What About Advanced Functionality?
Cisco will claim that Brocade's testing was "simplistic" and that customers need to look at the SAN "holistically" and consider "advanced functionality" that is built into the MDS family. While Cisco directors can indeed enable SAN virtualization and distance extension, they need special linecards to do so. Not only do these linecards draw even more power than a standard MDS FC linecard, they also restrict the scalability of the 9513. If a Cisco MDS Storage Services Module (SSM) linecard or MPS 14/2 linecard are present to enable "advanced functionality" such as storage applications or distance extension, the MDS 9513 cannot have more than 252 ports active, less than half of the advertised maximum of 528.
Of course, Brocade also has special blades for the 48000 that enable virtualization, routing and distance extension. While they draw more power than a regular FC blade, these blades draw considerably less power than the equivalent Cisco linecards (as can be seen on the Brocade power calculator and Cisco's own documentation, and they do not sacrifice ports like the equivalent Cisco linecards.
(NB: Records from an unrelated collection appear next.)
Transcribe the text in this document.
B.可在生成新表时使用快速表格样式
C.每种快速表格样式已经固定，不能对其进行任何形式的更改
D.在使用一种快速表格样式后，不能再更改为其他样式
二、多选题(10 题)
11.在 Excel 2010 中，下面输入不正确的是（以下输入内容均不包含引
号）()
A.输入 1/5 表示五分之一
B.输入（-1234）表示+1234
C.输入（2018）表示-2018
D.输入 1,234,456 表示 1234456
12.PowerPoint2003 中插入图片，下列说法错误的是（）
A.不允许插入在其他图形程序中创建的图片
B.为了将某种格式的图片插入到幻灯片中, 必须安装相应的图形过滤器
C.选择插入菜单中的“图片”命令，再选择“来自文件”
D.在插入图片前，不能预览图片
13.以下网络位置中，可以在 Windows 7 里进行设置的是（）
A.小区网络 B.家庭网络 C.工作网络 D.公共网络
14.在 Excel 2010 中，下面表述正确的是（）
This port loss means that Cisco would actually need *more* directors than Brocade to scale out a fabric with advanced functionality for a given number of ports, drawing even more power.
Cisco will state that storage networking is a relatively small component of data center power draw. While the power draw of the SAN is less than storage and servers, data center and facilities managers are concerned over each and every watt and every BTU. As previously noted, higher power draw devices limit rack density (only so much power can be delivered to a rack) and force extra space to be used for cooling (only so many BTU can be extracted from a rack). With 33% more bandwidth per slot (64Gb vs 48Gb), three times as much overall bandwidth (1.5Tb vs 0.5 Tb) and a third the power draw, the Brocade 48000 is a more scalable building block, regardless of the scale, functionality or lifetime of the fabric. Holistically or not, Brocade can match the "advanced functionality" that Cisco claims, all while using far less power and for a much smaller carbon footprint.